Jim wrote:
I raised the point previously as to how this will be decided, with has more relevance now that Mav seems to be retreating from his previous position. If it is a straight numerical thing, the American view is bound to prevail, despite the fact that the proponents of lower case contribute so little to actually writing the wildlife articles.
It has been proven very clearly that this is not an "American" thing. Trying to paint things in that light is disingenuous and smacks of Anti-Americanism (since your premise seems to be that if Americans are trying to impose something then it must be bad).
Oh and using your logic I should have near dictatorial powers over WikiEN just because I've made /far/ more edits than anyone else across nearly every subject. And guess which area I've made a good majority of those edits? In copyediting and fixing things like capitalization. So according to your line of reasoning everyone else should just shut up and let me do what I want.
But I don't try to use my editing numbers as a wedge in an argument because that is irrelevant. The only thing that is relevant is what is the best thing for us to do; the articles and their capitalization does not belong to the people who write them. This is a community matter - esp since it involves how articles link to each other.
Also, this is a wiki Jim, so if you don't like other people editing your articles then this isn't the right place for you.
Are we also going to insist on standardising names, so that the lead article has to be Common Loon, rather than as at present, Great Northen Diver (with a redirect).. and as for spelling! ( incidently, the group article is Loon - I wouldn't want to be chauvinist about this).

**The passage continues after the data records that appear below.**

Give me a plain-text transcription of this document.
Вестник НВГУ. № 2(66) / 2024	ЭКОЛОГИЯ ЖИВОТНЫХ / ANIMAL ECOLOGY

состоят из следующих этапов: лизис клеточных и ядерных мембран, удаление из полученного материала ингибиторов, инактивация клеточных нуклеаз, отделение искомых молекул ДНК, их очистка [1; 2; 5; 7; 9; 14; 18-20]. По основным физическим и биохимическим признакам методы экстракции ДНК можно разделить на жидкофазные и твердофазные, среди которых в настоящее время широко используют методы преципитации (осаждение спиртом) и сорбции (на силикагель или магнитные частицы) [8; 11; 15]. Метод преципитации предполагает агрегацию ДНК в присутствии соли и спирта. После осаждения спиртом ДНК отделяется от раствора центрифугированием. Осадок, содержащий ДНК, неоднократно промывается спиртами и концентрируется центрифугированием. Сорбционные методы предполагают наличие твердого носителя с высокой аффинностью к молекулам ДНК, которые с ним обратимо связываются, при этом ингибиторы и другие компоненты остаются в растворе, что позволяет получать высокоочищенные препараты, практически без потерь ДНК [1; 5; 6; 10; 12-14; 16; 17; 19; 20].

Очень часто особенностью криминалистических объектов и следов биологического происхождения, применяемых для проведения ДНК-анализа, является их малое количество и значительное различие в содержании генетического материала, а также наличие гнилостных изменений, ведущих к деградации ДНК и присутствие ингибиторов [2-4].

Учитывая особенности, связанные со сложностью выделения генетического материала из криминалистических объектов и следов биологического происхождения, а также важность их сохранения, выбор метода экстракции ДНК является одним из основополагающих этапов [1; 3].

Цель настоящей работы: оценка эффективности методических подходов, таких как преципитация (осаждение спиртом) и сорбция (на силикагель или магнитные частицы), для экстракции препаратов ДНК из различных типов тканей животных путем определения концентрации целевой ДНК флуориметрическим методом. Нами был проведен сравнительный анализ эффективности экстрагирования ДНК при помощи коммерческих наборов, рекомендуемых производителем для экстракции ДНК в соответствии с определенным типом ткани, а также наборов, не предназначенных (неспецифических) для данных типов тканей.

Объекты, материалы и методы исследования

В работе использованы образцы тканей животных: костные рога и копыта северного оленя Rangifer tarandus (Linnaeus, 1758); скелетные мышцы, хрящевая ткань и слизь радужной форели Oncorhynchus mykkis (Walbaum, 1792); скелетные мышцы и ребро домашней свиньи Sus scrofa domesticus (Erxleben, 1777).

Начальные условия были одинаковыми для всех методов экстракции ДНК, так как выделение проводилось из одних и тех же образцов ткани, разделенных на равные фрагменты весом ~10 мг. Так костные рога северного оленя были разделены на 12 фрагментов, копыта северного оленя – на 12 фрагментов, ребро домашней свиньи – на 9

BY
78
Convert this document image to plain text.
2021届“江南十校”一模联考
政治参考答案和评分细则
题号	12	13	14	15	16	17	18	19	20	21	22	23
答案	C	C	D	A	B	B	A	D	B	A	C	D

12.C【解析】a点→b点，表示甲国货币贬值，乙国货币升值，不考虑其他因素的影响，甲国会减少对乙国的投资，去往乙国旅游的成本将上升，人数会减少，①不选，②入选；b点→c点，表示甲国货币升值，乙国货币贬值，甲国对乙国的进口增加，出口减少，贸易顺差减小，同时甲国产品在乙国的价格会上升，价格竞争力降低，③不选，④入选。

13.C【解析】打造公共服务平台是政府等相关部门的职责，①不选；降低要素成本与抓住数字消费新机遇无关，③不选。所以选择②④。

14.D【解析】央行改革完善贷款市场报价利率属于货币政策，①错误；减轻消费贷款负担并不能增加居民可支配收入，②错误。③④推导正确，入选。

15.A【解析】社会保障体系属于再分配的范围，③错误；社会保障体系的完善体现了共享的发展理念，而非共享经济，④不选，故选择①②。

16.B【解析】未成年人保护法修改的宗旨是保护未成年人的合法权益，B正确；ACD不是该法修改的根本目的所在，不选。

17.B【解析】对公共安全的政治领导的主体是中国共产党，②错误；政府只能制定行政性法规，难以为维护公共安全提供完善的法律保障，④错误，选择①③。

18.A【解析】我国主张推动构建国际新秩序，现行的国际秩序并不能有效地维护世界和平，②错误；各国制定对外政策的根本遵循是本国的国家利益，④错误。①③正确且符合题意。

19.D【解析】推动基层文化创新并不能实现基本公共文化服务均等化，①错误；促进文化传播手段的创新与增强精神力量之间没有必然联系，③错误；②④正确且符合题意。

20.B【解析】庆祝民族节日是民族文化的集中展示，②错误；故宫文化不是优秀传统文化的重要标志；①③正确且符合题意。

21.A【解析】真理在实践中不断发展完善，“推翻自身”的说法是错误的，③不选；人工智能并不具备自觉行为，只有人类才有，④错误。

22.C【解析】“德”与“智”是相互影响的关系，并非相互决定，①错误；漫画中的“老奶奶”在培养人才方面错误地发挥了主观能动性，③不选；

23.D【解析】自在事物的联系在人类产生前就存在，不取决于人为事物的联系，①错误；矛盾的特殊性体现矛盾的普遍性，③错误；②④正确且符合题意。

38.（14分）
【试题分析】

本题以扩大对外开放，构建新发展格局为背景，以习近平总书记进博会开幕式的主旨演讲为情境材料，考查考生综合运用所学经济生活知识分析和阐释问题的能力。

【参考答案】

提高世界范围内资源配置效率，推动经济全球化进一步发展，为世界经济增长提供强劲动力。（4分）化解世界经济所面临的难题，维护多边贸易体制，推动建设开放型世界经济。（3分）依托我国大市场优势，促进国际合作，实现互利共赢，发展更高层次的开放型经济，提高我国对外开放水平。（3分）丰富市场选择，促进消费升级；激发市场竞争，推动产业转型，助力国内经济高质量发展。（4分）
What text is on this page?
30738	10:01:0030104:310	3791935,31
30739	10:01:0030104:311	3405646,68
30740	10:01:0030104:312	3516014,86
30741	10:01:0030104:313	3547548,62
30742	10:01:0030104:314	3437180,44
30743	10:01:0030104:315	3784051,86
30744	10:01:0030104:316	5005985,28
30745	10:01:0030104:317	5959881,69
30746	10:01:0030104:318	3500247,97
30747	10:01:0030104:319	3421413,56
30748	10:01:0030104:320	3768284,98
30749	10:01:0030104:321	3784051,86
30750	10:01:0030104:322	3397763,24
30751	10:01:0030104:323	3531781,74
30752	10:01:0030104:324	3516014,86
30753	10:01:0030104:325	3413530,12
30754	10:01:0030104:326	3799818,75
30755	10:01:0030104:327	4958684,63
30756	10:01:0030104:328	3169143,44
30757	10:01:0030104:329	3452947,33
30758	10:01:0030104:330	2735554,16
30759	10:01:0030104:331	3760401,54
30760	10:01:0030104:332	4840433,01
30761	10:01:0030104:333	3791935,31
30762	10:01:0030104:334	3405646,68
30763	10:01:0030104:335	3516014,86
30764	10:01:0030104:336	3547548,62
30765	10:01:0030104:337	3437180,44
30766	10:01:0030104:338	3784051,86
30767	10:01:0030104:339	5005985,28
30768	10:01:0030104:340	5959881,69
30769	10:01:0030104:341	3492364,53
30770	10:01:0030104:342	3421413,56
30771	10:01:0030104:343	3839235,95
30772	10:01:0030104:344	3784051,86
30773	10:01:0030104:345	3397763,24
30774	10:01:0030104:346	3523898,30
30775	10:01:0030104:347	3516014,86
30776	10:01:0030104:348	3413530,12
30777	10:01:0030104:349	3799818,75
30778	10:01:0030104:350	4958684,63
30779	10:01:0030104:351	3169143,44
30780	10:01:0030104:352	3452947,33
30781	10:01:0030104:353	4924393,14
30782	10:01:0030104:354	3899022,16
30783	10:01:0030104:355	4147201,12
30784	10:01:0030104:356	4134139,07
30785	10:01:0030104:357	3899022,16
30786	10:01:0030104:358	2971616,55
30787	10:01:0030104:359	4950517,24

Why are you beating that straw man? The argument about what to do with the birds has been won by the capitalizers since each species has been given a very specific name by an international body and their convention is to capitalize those given names. I'm content with that so long as lower-cased redirects are provided (since there is a strong standard English convention to write bald eagle not Bald Eagle).
The issue we have before us is whether or not to extend capitalization beyond the birds where there does not seem to be international standards committees handing out official names which have a one-to-one relationship with particular organisms (let alone any policies on capitalization).
Do you have /any/ arguments to support capitalization beyond the birds?